Plan the Ride, and Ride the Plan!
Preparation will save you in the bush!
Getting ready for a ride is not just a case of throwing the bike on the trailer and grabbing your gear. Your preparation will have an effect on the entire ride for yourself and your riding mates. You want to enjoy your ride time instead of being caught out in the forest due to poor preparation of either yourself or your bike. And I can tell you, nothing will lose your next ride invite like having a bike that breaks down because you don’t look after it.
Think about the grade of ride you are going on. Are you fit enough? Are you capable enough? If you’re not sure take a step back and think about it. Committing to a ride that you can’t handle will put a burden on yourself and fellow riders and can lead to exhaustion and possible injury. It also that means your riding mates are the ones that will have to ride your bike over logs, up hills and through areas that you can’t in order to get you home.
Fatigue is different on bikes than for truck or cars – it’s more “tiredness”. Loss of concentration (“don’t care”, loss of attention to detail) leads to simple mistakes with painful outcomes.
Are you going to ride even though you know you aren’t up to the grade level of the ride? Are you being inconsiderate or perhaps irresponsible? This is about mental self-inspection and acceptance of knowing your capabilities.
On the other hand is if you show behaviour that brings dirt bikes into disrepute. Showing off in the carpark or doing dumb things while riding to try and impress someone can not only hurt a fellow rider but also the public and property. Let me tell you that NO ONE is impressed by an idiot doing donuts in the car park and spraying rocks all over their cars. It all results in stereotyped bad image and unreasonable treatment of the rest of us that do the right thing.

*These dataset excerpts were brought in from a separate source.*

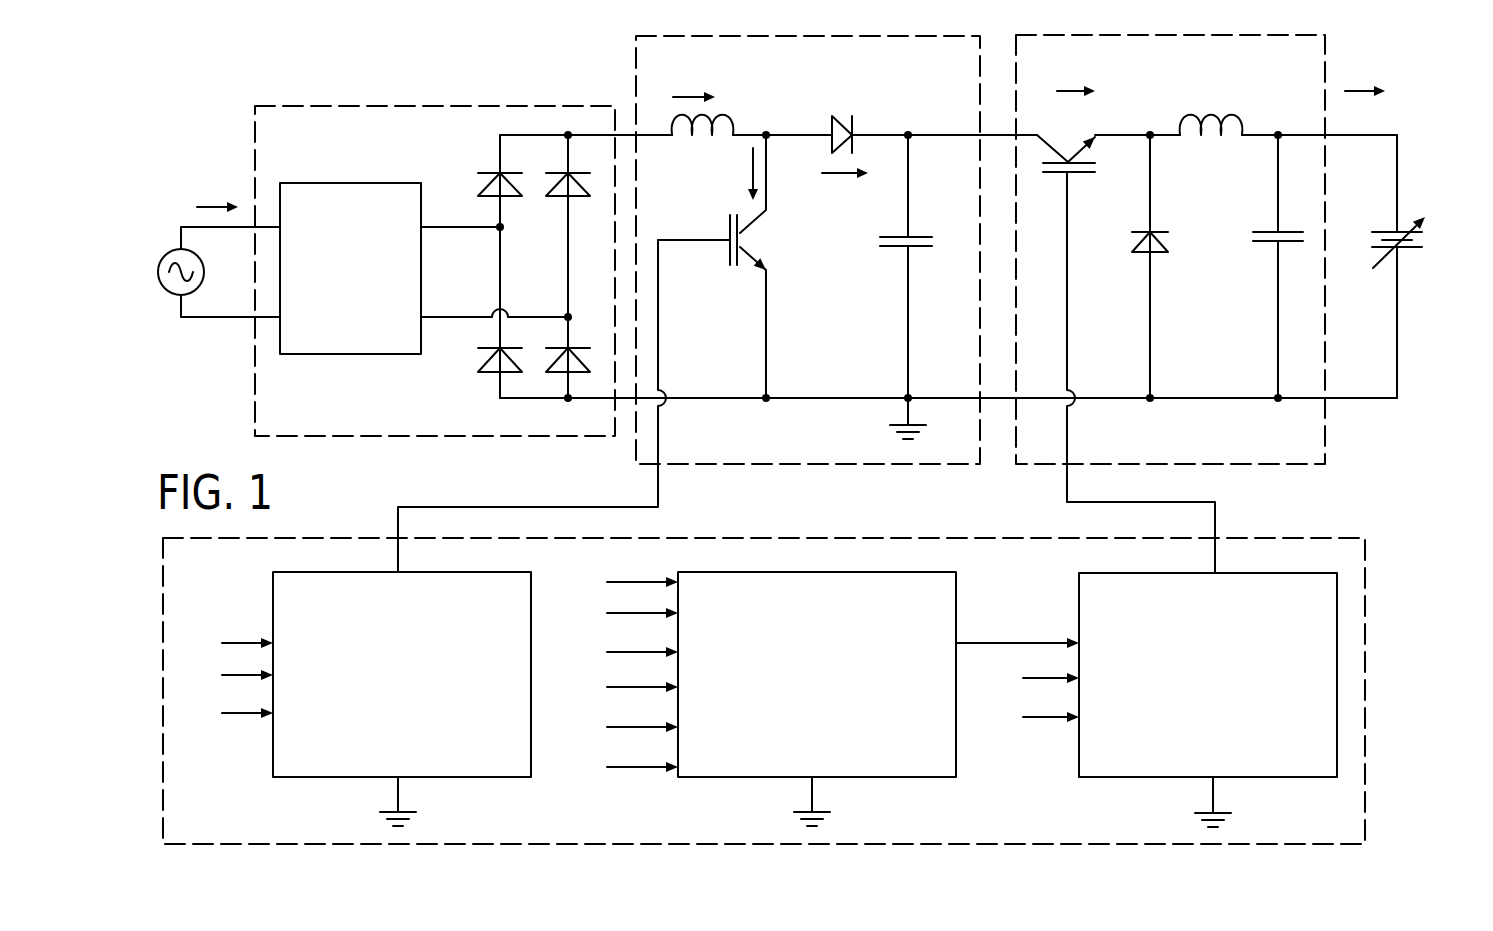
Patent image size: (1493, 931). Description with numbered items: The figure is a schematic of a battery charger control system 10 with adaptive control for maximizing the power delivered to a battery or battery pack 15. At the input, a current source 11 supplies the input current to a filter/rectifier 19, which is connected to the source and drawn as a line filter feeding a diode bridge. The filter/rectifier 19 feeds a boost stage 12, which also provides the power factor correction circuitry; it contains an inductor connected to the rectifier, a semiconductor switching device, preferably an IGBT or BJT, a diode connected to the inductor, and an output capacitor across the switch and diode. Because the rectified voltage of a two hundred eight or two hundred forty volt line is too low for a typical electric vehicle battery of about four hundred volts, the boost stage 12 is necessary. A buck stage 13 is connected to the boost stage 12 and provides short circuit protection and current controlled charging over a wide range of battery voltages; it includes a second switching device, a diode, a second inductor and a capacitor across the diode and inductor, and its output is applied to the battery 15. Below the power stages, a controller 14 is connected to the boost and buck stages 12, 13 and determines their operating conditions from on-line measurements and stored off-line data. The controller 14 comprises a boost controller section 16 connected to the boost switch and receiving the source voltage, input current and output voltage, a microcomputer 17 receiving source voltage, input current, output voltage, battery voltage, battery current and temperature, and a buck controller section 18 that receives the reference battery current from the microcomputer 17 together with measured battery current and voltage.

The battery charger control system 10 is at (1406, 86).
The current source 11 is at (169, 196).
The boost stage 12 is at (636, 63).
The buck stage 13 is at (1325, 54).
The controller 14 is at (1290, 537).
The battery 15 is at (1404, 252).
The boost controller section 16 is at (297, 778).
The microcomputer 17 is at (915, 778).
The buck controller section 18 is at (1111, 778).
The filter/rectifier 19 is at (452, 104).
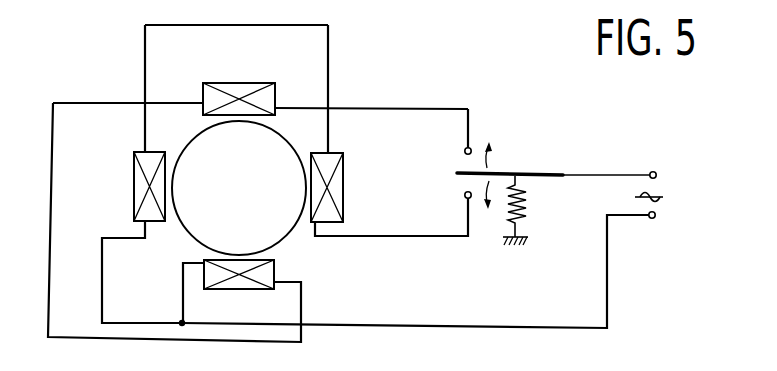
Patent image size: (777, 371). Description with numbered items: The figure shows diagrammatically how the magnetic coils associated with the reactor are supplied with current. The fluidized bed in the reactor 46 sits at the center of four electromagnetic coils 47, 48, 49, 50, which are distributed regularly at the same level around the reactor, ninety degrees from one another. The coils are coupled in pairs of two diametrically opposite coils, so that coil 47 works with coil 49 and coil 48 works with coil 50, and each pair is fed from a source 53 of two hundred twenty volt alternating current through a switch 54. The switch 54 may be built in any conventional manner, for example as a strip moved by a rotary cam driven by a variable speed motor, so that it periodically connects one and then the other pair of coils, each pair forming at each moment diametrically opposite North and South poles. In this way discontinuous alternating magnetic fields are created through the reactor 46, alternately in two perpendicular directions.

The reactor 46 is at (196, 135).
The electromagnetic coil 47 is at (152, 224).
The electromagnetic coil 48 is at (258, 275).
The electromagnetic coil 49 is at (335, 189).
The electromagnetic coil 50 is at (240, 90).
The AC power source 53 is at (669, 206).
The switch blade 54 is at (541, 153).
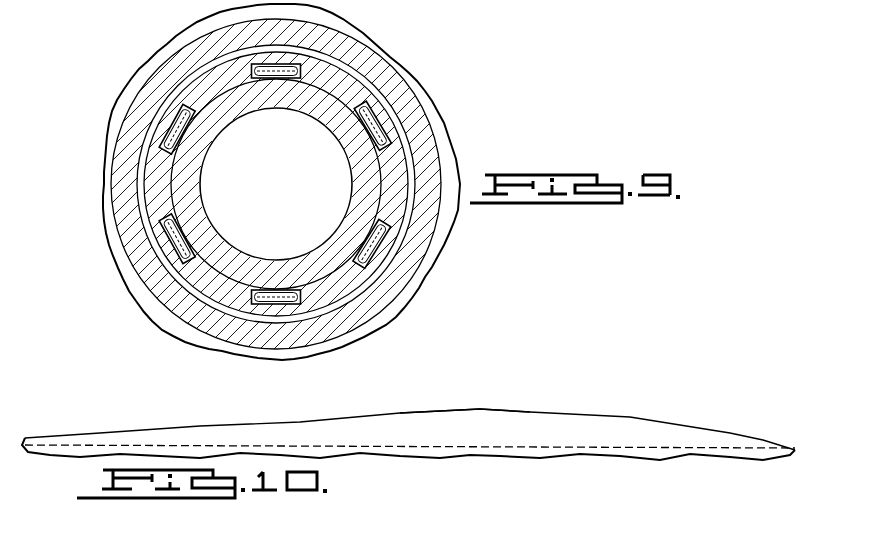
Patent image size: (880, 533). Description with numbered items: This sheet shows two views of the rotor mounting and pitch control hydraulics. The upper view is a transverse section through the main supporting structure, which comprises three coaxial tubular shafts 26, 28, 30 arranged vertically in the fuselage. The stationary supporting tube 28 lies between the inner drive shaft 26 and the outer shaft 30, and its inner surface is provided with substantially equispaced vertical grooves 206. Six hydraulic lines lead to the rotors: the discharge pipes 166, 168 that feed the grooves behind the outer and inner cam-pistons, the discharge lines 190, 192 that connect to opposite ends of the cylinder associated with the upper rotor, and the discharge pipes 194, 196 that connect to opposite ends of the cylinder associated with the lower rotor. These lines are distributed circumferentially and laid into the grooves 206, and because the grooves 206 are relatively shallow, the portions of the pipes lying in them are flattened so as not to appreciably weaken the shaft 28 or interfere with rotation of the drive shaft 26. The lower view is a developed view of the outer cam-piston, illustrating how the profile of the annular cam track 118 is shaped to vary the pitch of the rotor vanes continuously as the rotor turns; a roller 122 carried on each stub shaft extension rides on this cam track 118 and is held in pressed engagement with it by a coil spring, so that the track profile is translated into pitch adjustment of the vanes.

In FIG. 9, the tubular shaft 26 is at (357, 189).
In FIG. 9, the tubular shaft 28 is at (333, 100).
In FIG. 9, the tubular shaft 30 is at (428, 150).
In FIG. 9, the discharge pipe 166 is at (262, 79).
In FIG. 9, the discharge pipe 168 is at (170, 124).
In FIG. 9, the discharge line 190 is at (173, 238).
In FIG. 9, the discharge line 192 is at (278, 298).
In FIG. 9, the discharge pipe 194 is at (378, 118).
In FIG. 9, the discharge pipe 196 is at (367, 260).
In FIG. 9, the vertical groove 206 is at (373, 248).
In FIG. 10, the cam track 118 is at (518, 410).
In FIG. 10, the roller 122 is at (452, 412).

Identify your environment and ride accordingly. Be aware of walkers/picnickers/children/horse riders/etc and any possible risks that you may put them under due to what you are doing. If you are not sure, back off or take an alternate route, or even stop, shutdown and wait.
Trying too hard
Trying to keep up with faster riders or not even realising that you are is a recipe for disaster. Inexperience leads to going too fast for your ability and tackling sections that you have no idea of how to ride. Basically, you are incompetent and don’t it. Stay within your capabilities but certainly have a go at stuff – but let a fellow rider know so they can be there to help. Be able to grasp the risks so as to manage them intelligently.
We want you to have fun and stay safe!
Is your bike ready to rock? A breakdown on the trail can bring a halt to an entire ride and that can leave 20 riders not happy! The guy that comes to the start of a ride, has to check the tyre pressure, fuel up, change oil, clean the airfilter before they can ride is not going to win any friends. Not carrying your own tools and spares is another no-no. Just is not having the skills to fix your own problems. You get a flat in the bush, you get to fix it while everyone else stands around offering lot’s of advice. And you better know how to fix it.
Some breakdowns are pure bad luck and entirely understandable and acceptable, but a bike failure due lack of bike prep is NOT acceptable. It will get you a reputation that you might not like.
So, here what you should double check…
- Spares (plugs, chain links, spare tube, puncture kit, etc)
- Water, Food, Snacks
- First aid
- Maps (if required)
- GPS (if required)
- EPIRB (if required)
- And ABSOLUTELY check your bike maintenance and have your spares ready to carry.